The nature of the binder determines the mortar cohesiveness and its intrinsic bond, therefore it greatly impacts its physical properties and durability. In a binder, the hydrated material is mainly responsible for the strength. Mortars containing hydrated material are hydraulic. Hydraulicity is coupled to faster hardening, higher ultimate strengths and a greater durability, and is probably the most important feature to be determined in order to replicate historic mortars for repair. The aim of this paper is to explore mortar hydraulicity through petrographic analysis. Hydraulicity can reside either in the binder or in other mortar components such us the aggregate or pozzolanic additions. The paper evidences these instances through case studies. This paper concludes that very similar hydration products to those formed in mortars made with hydraulic lime and Roman cements are present in lime/brick mortars due to pozzolanic reaction. These include amorphous C-S-H cements and crystalline and layered C-S-H).
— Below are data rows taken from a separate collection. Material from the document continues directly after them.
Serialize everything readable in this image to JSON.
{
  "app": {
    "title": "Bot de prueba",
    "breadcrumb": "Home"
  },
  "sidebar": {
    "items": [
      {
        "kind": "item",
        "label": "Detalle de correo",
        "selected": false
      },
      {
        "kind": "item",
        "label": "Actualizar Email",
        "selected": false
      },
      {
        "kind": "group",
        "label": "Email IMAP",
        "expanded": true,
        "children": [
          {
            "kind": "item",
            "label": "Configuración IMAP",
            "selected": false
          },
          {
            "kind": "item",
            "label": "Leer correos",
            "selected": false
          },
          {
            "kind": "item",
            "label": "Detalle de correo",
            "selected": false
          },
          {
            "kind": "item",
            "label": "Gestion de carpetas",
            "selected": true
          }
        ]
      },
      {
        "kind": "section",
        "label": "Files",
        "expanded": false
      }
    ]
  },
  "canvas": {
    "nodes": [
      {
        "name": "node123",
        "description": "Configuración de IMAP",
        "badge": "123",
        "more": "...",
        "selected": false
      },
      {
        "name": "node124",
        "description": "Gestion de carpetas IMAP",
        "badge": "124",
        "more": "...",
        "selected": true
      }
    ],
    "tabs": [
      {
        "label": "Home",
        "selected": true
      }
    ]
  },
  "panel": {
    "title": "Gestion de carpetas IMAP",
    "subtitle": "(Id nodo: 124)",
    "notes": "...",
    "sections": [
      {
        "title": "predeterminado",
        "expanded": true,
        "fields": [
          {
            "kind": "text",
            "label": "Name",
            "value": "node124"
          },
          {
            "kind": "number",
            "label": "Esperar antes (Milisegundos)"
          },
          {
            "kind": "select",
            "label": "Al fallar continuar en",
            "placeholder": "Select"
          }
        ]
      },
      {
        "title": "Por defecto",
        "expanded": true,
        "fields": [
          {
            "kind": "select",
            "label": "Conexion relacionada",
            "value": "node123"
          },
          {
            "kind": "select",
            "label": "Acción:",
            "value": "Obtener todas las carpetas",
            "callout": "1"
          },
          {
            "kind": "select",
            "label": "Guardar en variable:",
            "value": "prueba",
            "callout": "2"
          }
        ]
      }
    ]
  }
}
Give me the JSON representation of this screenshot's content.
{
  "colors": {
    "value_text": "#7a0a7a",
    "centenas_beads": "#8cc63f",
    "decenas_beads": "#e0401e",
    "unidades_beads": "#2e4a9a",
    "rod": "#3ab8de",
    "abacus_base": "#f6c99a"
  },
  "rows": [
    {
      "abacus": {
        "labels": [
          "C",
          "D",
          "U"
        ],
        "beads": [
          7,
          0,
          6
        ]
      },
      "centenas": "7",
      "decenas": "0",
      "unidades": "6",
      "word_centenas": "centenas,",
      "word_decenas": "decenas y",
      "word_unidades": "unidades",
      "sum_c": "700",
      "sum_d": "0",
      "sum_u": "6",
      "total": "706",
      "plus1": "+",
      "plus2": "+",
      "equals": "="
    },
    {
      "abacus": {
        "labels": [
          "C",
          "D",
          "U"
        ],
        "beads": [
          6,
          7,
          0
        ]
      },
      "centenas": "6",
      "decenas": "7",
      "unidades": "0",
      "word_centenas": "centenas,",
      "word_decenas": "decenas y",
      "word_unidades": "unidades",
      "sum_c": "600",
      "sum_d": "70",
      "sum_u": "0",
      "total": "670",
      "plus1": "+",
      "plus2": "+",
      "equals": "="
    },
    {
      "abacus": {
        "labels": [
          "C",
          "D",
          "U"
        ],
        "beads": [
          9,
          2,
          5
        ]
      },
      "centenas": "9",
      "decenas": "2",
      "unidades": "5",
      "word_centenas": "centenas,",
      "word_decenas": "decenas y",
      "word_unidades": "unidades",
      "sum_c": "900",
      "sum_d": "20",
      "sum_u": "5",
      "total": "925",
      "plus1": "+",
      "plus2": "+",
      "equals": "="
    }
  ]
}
This work also suggests that the C-S-H formed during hydration of hydraulic lime and lime-brick mortars may exhibit a higher crystallinity than that in portland cement pastes, and this may be due to the higher free lime content of the hydraulic lime and lime-brick pozzolan systems, where more calcium is available for reaction. The results also indicate that the hydrates resulting from pozzolanic reaction in lime/brick mortars are more determined by the pozzolan?s composition and the conditions of the reaction, than by its specific surface. This paper also concludes that clay-bearing aggregate such as shale and greywacke; microsilica-bearing aggregate such as chert and even crystalline igneous rocks such as dolerite are reactive, and can bind substantial amounts of lime being therefore pozzolanic. Finally, the paper states that even though petrographic analysis does not allow us to precisely quantify mortar hydraulicity, it enables to discern whether a mortar is hydraulic and conclude on the hydraulicity source. The presence of both crystalline and amorphous C-S-H; portlandite crystals, relicts of unhydrated clinkers; hydration layers and pozzolanic reaction rims as well as the arrangement of new-formed amorphous silica and alumino-silicates can be determined with petrography, and these comform evidence of hydraulicity.